Wednesday, January 6, 2010

Sleep Training

Raphaela has an internal Swiss clock that wakes her up exactly at 4:20 am, every morning. After speaking with the care taker ("Raphaela has no problem napping with me...") and consulting with the numerous resources I have available to me, it had become clear that I needed to let her "cry it out" for a few days, until she learned that it is not appropriate to start the day when it is so dark and quiet outside.

I would be happy if she stayed asleep until 6 am, I could work with that.

I decided that I would wait until Raphaela turned three months to start this sleep training, which mostly involves her crying and me trying to ignore it, and not cry myself or feel like a terrible parent. That birthday has come and passed, and I have already gotten through two early mornings in which I let her cry for about a half hour, and then just couldn't take it anymore.

It doesn't help that Raphaela was born to be an actress, and her range of expression when she cries includes sobs, whimpering, coughing/choking and downright screaming. It also doesn't help that I do not have a partner here who can hold my hand and comfort me, and remind me that I am neither neglecting nor abusing my child, but simply trying to teach her the ways of the physical plane of Gaea.

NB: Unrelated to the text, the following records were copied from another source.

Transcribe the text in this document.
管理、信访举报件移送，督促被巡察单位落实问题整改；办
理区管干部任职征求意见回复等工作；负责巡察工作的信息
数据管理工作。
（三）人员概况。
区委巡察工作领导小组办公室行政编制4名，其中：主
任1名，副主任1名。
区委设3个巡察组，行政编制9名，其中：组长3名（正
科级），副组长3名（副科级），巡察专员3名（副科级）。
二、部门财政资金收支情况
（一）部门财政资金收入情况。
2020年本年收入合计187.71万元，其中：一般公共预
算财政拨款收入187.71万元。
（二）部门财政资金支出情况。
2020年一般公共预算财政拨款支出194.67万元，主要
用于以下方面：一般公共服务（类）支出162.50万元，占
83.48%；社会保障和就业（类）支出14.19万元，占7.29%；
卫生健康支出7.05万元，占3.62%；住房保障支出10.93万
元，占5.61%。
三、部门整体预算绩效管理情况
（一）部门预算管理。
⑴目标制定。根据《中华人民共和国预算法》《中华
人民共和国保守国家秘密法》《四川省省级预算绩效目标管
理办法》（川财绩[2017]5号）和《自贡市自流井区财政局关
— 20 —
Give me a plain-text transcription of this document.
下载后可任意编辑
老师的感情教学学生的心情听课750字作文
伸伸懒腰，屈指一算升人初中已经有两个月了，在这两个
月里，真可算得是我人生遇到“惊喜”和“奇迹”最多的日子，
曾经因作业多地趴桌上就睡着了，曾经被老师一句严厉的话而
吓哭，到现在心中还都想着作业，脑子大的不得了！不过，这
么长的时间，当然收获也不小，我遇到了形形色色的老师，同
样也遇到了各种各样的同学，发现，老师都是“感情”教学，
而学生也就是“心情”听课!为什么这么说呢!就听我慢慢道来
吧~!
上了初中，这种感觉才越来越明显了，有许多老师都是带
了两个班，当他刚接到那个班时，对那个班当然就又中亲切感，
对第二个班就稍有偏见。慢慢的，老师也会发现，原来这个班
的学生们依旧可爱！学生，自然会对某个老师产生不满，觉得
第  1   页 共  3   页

I know that this is best for all of us - Gina Ford's theory that a well rested mother makes a happy, healthy and contented baby - and I must muster the courage and commitment.

5 comments:

Commenter Abbi said...

Hmm, i'm all for sleep training, but the early morning wake up is a bit tricky. Have you tried just taking her into bed with you and nursing? She will probably fall back to sleep until at least 6 if not seven.

I always had more luck with sleep training at 6-7 months.

Doc said...

Tried using the breast as a sleep method, it works only 25% of the time. If I can get her back to sleep, she takes an early morning nap, that's it. Obviously there is a party she's missing somewhere.

anonymous said...

It may be a wet diaper issue. I would go in change the diaper, give her a kiss and say its time to go back to sleep and then let her cry.

koshergourmetmart said...

what's with gaea?

Amy Charles said...

I'm guessing you're trying this too early. 3 months is still pretty immature, a young infant.

You may have to rearrange your schedule so that you catch a nap, too. I know of very few babies sleep-trained at that age.